今日は、妻と一緒に2015年カンヌ国際映画祭でパルムドールに輝いた「ディーパンの闘い」を見てきた。
本当はケイト・ブランシェット主演の「キャロル」を見に行く予定だったのだが、直前になって、全く期待していなかったこの作品が“文化果つる街”宇都宮でも上映されていることを知り、急遽予定を変更。本屋に立ち寄って1時間ほど時間を潰してから映画館へ向かう。
さて、難民認定されやすいよう、他人のパスポートを利用して家族になりすましたスリランカ人の3人組(=男女+少女)が、言葉も良く分からないフランスの地で偽りの家庭生活を営んでいくというのがメイン・ストーリーであり、現在、世界的な課題となっている難民問題を、受入れ側からではなく、難民の側から描いているのがとても新鮮。

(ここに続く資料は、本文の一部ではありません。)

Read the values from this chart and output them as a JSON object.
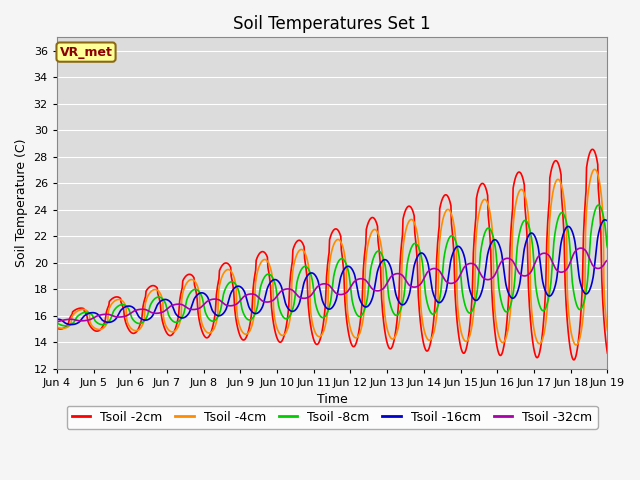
{
  "title": "Soil Temperatures Set 1",
  "ylabel": "Soil Temperature (C)",
  "xlabel": "Time",
  "ylim": [
    12,
    37
  ],
  "yticks": [
    12,
    14,
    16,
    18,
    20,
    22,
    24,
    26,
    28,
    30,
    32,
    34,
    36
  ],
  "x_tick_labels": [
    "Jun 4",
    "Jun 5",
    "Jun 6",
    "Jun 7",
    "Jun 8",
    "Jun 9",
    "Jun 10",
    "Jun 11",
    "Jun 12",
    "Jun 13",
    "Jun 14",
    "Jun 15",
    "Jun 16",
    "Jun 17",
    "Jun 18",
    "Jun 19"
  ],
  "x_tick_positions": [
    0,
    24,
    48,
    72,
    96,
    120,
    144,
    168,
    192,
    216,
    240,
    264,
    288,
    312,
    336,
    360
  ],
  "lines": [
    {
      "label": "Tsoil -2cm",
      "color": "#ff0000"
    },
    {
      "label": "Tsoil -4cm",
      "color": "#ff8c00"
    },
    {
      "label": "Tsoil -8cm",
      "color": "#00cc00"
    },
    {
      "label": "Tsoil -16cm",
      "color": "#0000cc"
    },
    {
      "label": "Tsoil -32cm",
      "color": "#aa00aa"
    }
  ],
  "legend_label": "VR_met",
  "legend_label_color": "#8b0000",
  "legend_box_facecolor": "#ffff99",
  "legend_box_edgecolor": "#8b6914",
  "plot_bg_color": "#dcdcdc",
  "fig_bg_color": "#f5f5f5",
  "grid_color": "#ffffff",
  "title_fontsize": 12,
  "axis_label_fontsize": 9,
  "tick_fontsize": 8,
  "legend_fontsize": 9,
  "linewidth": 1.2,
  "n_points": 1081
}
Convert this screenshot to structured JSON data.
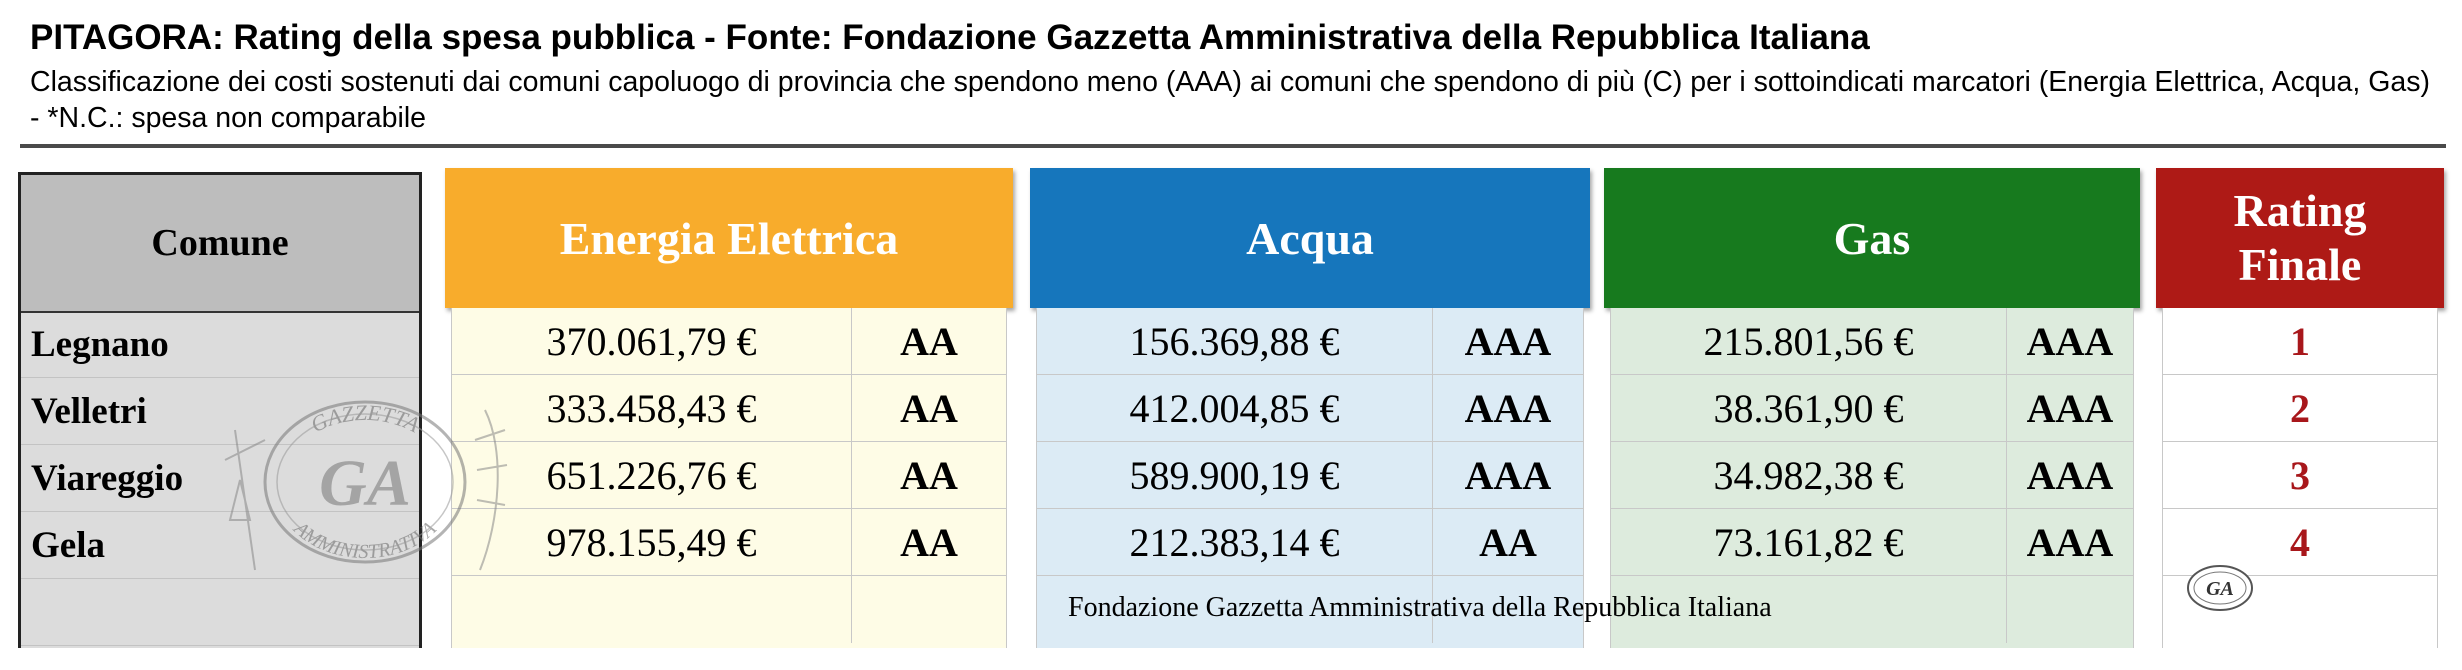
{
  "header": {
    "title": "PITAGORA: Rating della spesa pubblica - Fonte: Fondazione Gazzetta Amministrativa della Repubblica Italiana",
    "subtitle": "Classificazione dei costi sostenuti dai comuni capoluogo di provincia che spendono meno (AAA) ai comuni che spendono di più (C) per i sottoindicati marcatori (Energia Elettrica, Acqua, Gas) - *N.C.: spesa non comparabile"
  },
  "table": {
    "comune_header": "Comune",
    "groups": {
      "energia": {
        "title": "Energia Elettrica",
        "color": "#F8AC2C",
        "body_color": "#FEFCE6"
      },
      "acqua": {
        "title": "Acqua",
        "color": "#1676BC",
        "body_color": "#DCEBF5"
      },
      "gas": {
        "title": "Gas",
        "color": "#177A1E",
        "body_color": "#DDEBDD"
      }
    },
    "rating": {
      "title_line1": "Rating",
      "title_line2": "Finale",
      "color": "#AE1A16",
      "text_color": "#A8171B"
    },
    "rows": [
      {
        "comune": "Legnano",
        "energia_value": "370.061,79 €",
        "energia_rating": "AA",
        "acqua_value": "156.369,88 €",
        "acqua_rating": "AAA",
        "gas_value": "215.801,56 €",
        "gas_rating": "AAA",
        "rating_finale": "1"
      },
      {
        "comune": "Velletri",
        "energia_value": "333.458,43 €",
        "energia_rating": "AA",
        "acqua_value": "412.004,85 €",
        "acqua_rating": "AAA",
        "gas_value": "38.361,90 €",
        "gas_rating": "AAA",
        "rating_finale": "2"
      },
      {
        "comune": "Viareggio",
        "energia_value": "651.226,76 €",
        "energia_rating": "AA",
        "acqua_value": "589.900,19 €",
        "acqua_rating": "AAA",
        "gas_value": "34.982,38 €",
        "gas_rating": "AAA",
        "rating_finale": "3"
      },
      {
        "comune": "Gela",
        "energia_value": "978.155,49 €",
        "energia_rating": "AA",
        "acqua_value": "212.383,14 €",
        "acqua_rating": "AA",
        "gas_value": "73.161,82 €",
        "gas_rating": "AAA",
        "rating_finale": "4"
      }
    ]
  },
  "footer": {
    "source_note": "Fondazione Gazzetta Amministrativa della Repubblica Italiana"
  },
  "watermark": {
    "text_top": "GAZZETTA",
    "text_bottom": "AMMINISTRATIVA",
    "monogram": "GA",
    "icon": "gazzetta-seal-icon"
  },
  "mini_logo": {
    "monogram": "GA",
    "icon": "ga-logo-icon"
  }
}
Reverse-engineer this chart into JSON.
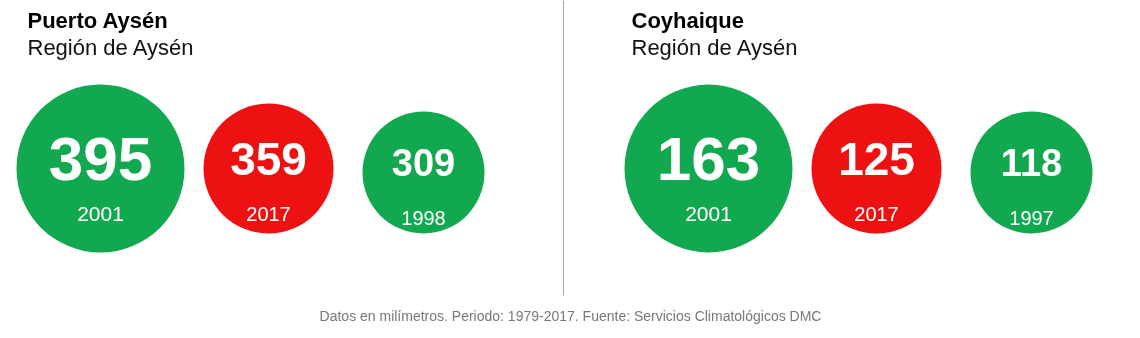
{
  "chart_data": [
    {
      "type": "other",
      "title": "Puerto Aysén",
      "subtitle": "Región de Aysén",
      "categories": [
        "2001",
        "2017",
        "1998"
      ],
      "values": [
        395,
        359,
        309
      ],
      "colors": [
        "#12a850",
        "#ee1111",
        "#12a850"
      ],
      "data_labels": true
    },
    {
      "type": "other",
      "title": "Coyhaique",
      "subtitle": "Región de Aysén",
      "categories": [
        "2001",
        "2017",
        "1997"
      ],
      "values": [
        163,
        125,
        118
      ],
      "colors": [
        "#12a850",
        "#ee1111",
        "#12a850"
      ],
      "data_labels": true,
      "annotations": [
        "Datos en milímetros. Periodo: 1979-2017. Fuente: Servicios Climatológicos DMC"
      ]
    }
  ]
}
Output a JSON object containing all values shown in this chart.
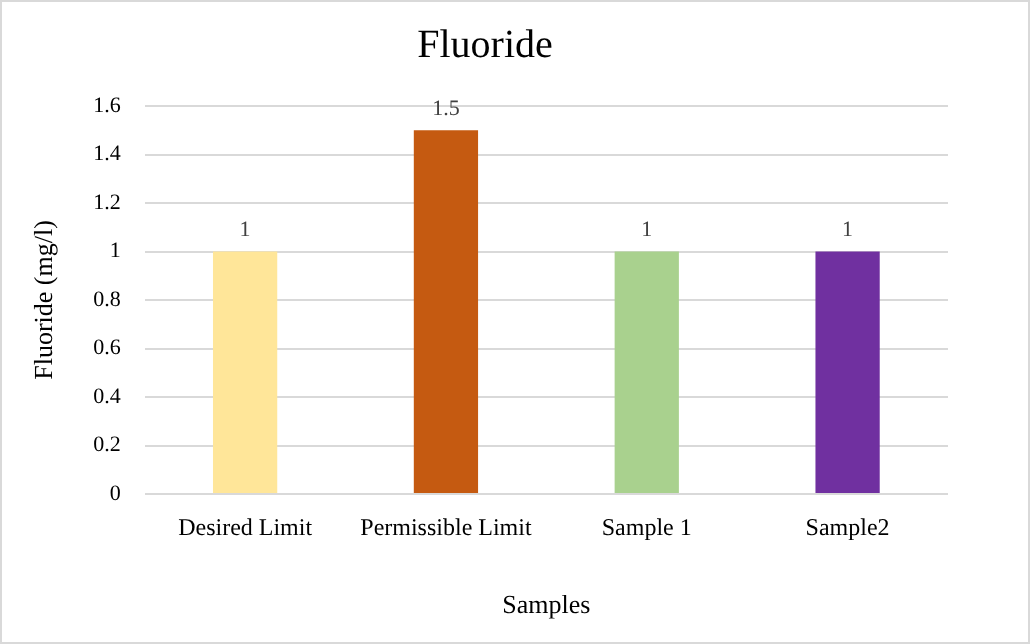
{
  "chart_data": {
    "type": "bar",
    "title": "Fluoride",
    "xlabel": "Samples",
    "ylabel": "Fluoride (mg/l)",
    "categories": [
      "Desired Limit",
      "Permissible Limit",
      "Sample 1",
      "Sample2"
    ],
    "values": [
      1,
      1.5,
      1,
      1
    ],
    "colors": [
      "#ffe699",
      "#c55a11",
      "#a9d18e",
      "#7030a0"
    ],
    "ylim": [
      0,
      1.6
    ],
    "yticks": [
      0,
      0.2,
      0.4,
      0.6,
      0.8,
      1,
      1.2,
      1.4,
      1.6
    ],
    "grid": "y",
    "legend": false,
    "data_labels": true
  }
}
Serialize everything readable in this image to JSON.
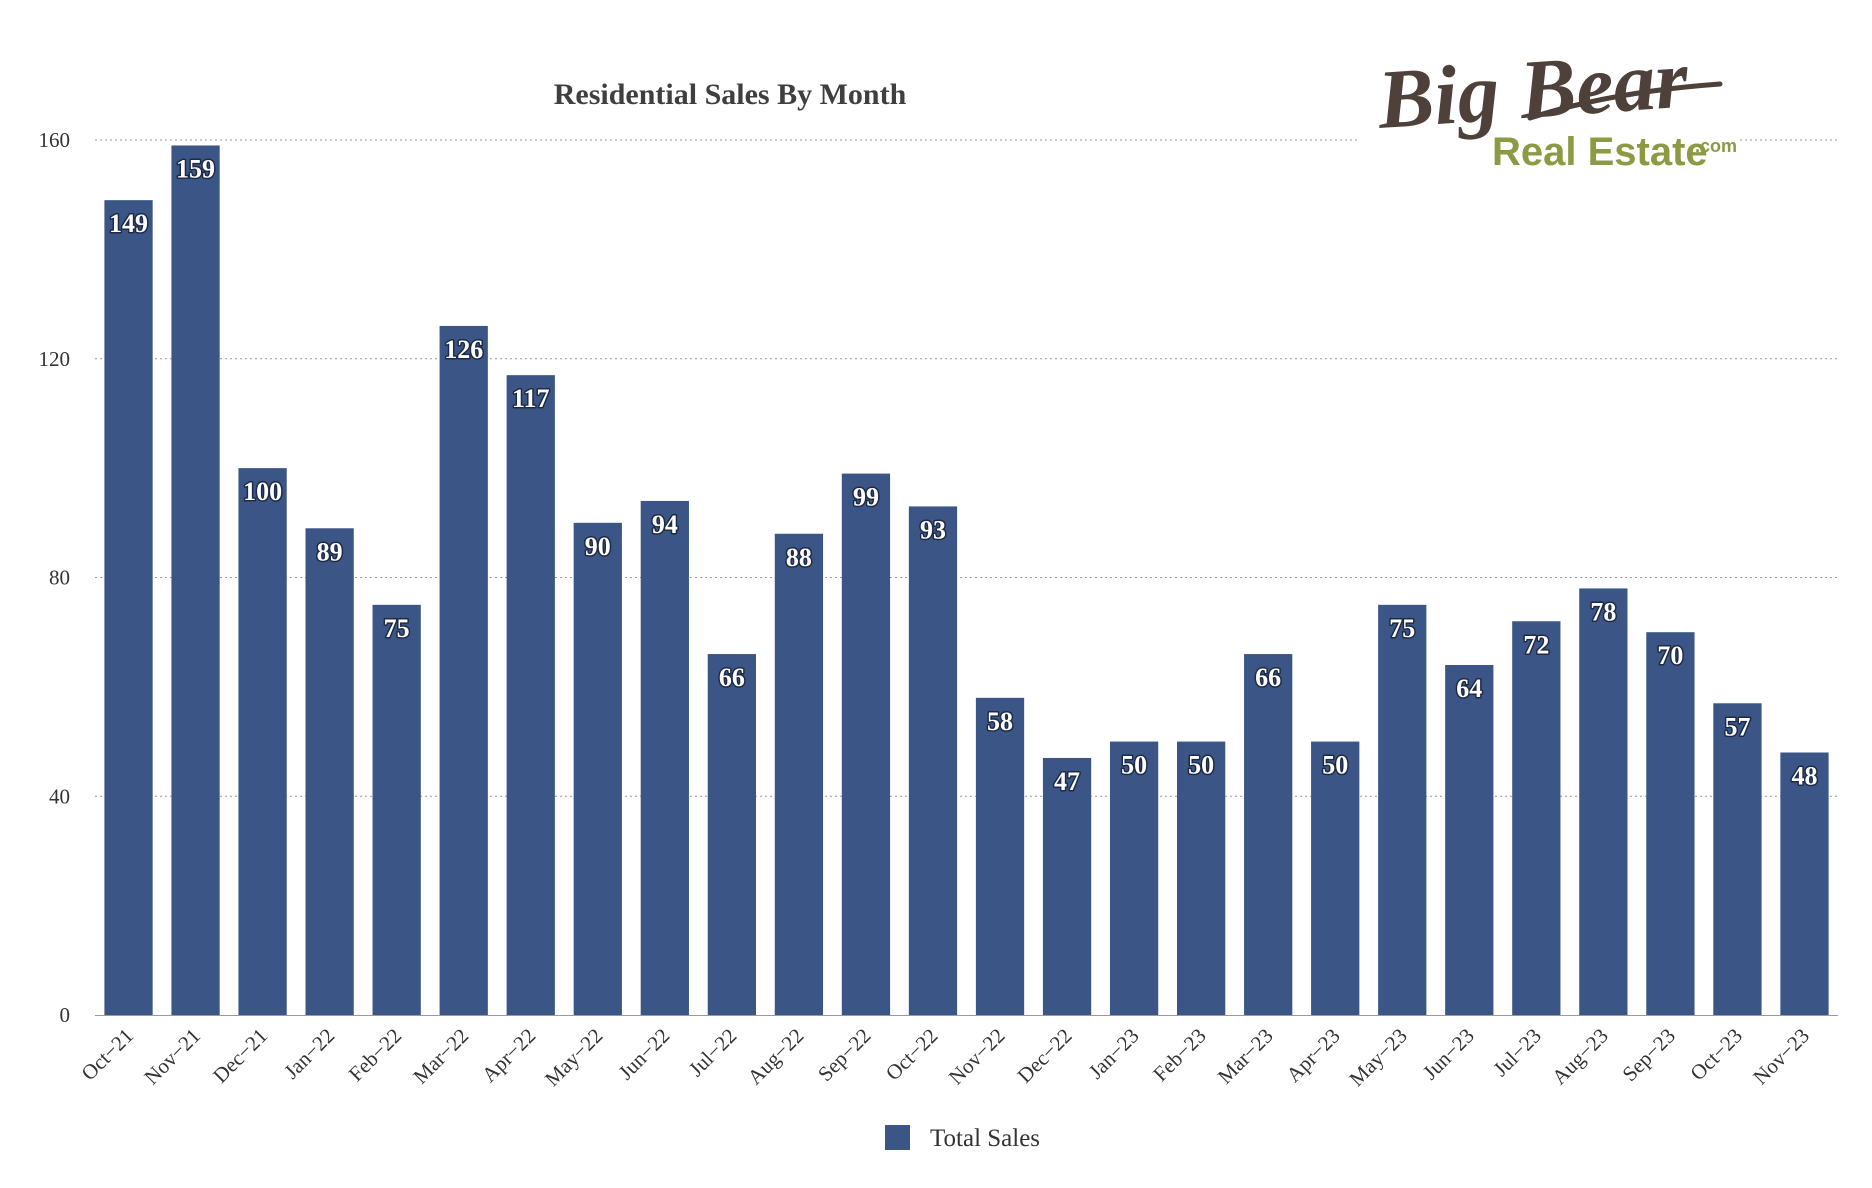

当然、家族関係を偽ったのはいけないことなのだが、そうしないと難民として受入れてもらえないのだから“仕方ない”し、終盤、麻薬絡みのトラブルに巻き込まれてしまうのも、彼等をそういった好ましからぬ環境に放置した結果であることを考えれば、まあ、“仕方ない”と言わざるを得ない。
しかし、仮に彼等のことをニュース報道で知るとしたら、彼等は“違法に入国した上に地元の暴力組織とトラブルを起こした悪い難民”であり、ますます強力になりつつある難民排斥の動きに拍車を掛ける一因になりかねないというのがとても悲しい。
個人的には、まだ子どもを産んだこともないのに母親役を押し付けられたり、ちょっぴり優しくされたフランス青年にほのかなトキメキを感じてしまうヒロインのヤリニの存在がとても興味深く、彼女の方をストーリーの中心に据えて欲しかったところであるが、まあ、このへんは監督のジャック・オディアールとの嗜好の違いなんだろう。
ということで、暴力に耐えて耐え続けてきた主人公のディーパンが、愛するヤリニのために自己の元兵士としての殺傷能力を全開にするというクライマックスは、まるで我が国のヤクザ映画みたいなのだが、アクションが地味過ぎるため、「タクシードライバー(1976年)」のような爽快感は全く得られない。まあ、このへんもオディアール監督との嗜好の違いなんでしょう。